CHADWICK: Composer Peter Sculthorpe.
SCULTHORPE: There's very little change. I mean, you can go for a walk in the morning, and what you see at lunch time is much the same as what you saw when you left.
FLANNERY: This is the most difficult continent to make a living in. It really is. There are no shortcuts. There are no great windfalls. It's a very marginal existence.
CHADWICK: It is the oldest continent, but it was the last big place the rest of the world discovered. European colonists didn't get here until 1788, and found perhaps the world's oldest civilization, the Aboriginals. Tim Flannery.
FLANNERY: I don't see those Aboriginal people as being in any way primitive. In fact, I think if we disregard material culture and just look at those people as they're interacting with the land, with each other, and the sort of groups they're living in, we can see that they're the most specialized people ever to have evolved on Earth, because they're have to adapt to this most extreme of continents. But they were doing things in such an alien way that the Europeans failed to see the significance of their actions. This continent was just too different for the Europeans to really comprehend.
CHADWICK: They have come to understand it better now. Geologists know how ancient Australia is, how worn away. Ecologists can see that when the Aboriginals did get here, those 20-foot lizards were no match. Biologists warn that modern-day Australians are making their own changes, many of them troubling. Creatures brought from other places go wild here and overwhelm local species. Forests are cut. Meager farming soils are further weakened. Australians seem to love their hard, dry landscape nonetheless. The scientists and the artists, too. Peter Sculthorpe named this piece for an Aboriginal sacred place: Nourlangie, in Australia's great Kakadu National Park. Nourlangie. It's a rock.

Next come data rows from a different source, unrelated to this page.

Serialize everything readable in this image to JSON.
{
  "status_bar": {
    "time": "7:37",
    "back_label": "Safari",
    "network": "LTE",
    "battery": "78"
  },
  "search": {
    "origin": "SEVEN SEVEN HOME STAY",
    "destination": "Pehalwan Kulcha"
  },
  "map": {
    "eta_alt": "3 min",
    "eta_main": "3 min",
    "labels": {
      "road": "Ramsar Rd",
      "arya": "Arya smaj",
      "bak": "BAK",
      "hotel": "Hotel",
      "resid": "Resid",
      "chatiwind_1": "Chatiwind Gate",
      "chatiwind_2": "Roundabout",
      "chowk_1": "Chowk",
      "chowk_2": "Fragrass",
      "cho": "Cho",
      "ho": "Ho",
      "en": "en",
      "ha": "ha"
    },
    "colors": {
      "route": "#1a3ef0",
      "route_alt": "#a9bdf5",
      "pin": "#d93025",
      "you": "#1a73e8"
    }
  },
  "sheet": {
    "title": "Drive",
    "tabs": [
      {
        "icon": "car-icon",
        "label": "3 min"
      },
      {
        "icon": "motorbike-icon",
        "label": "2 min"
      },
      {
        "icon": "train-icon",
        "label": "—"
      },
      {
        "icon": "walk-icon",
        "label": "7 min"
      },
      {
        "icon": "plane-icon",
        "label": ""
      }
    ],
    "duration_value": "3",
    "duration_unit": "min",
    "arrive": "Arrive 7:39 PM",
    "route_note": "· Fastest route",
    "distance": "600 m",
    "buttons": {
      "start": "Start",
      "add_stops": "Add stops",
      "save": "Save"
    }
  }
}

(Sculthorpe's music and bird calls up and under)
SCULTHORPE: I climbed up on top of the rock, Nourlangie, this massive rock. And just stood there, and I imagined that I could hear local music of the Gagaju tribe. That I could hear sounds hanging in the air from early Colonial settlement. That I could hear indigenous music from Torres Strait, and even gamelan music from Indonesia coming in on the wind. It wasn't only the music, of course. It was thunder and bird sounds, everything seemed to come together.
(Sculthorpe's music and bird calls up and under)
CHADWICK: Composer Peter Sculthorpe on the landscape of his native country. For Radio Expeditions in Australia, this is Alex Chadwick, NPR news.
(Sculthorpe's music and bird calls up and under)
CURWOOD: Our report on Australia's ancient landscape was produced by Carolyn Jensen and recorded by Manoli Wetherell. Radio Expeditions is a co-production of NPR news and the National Geographic Society.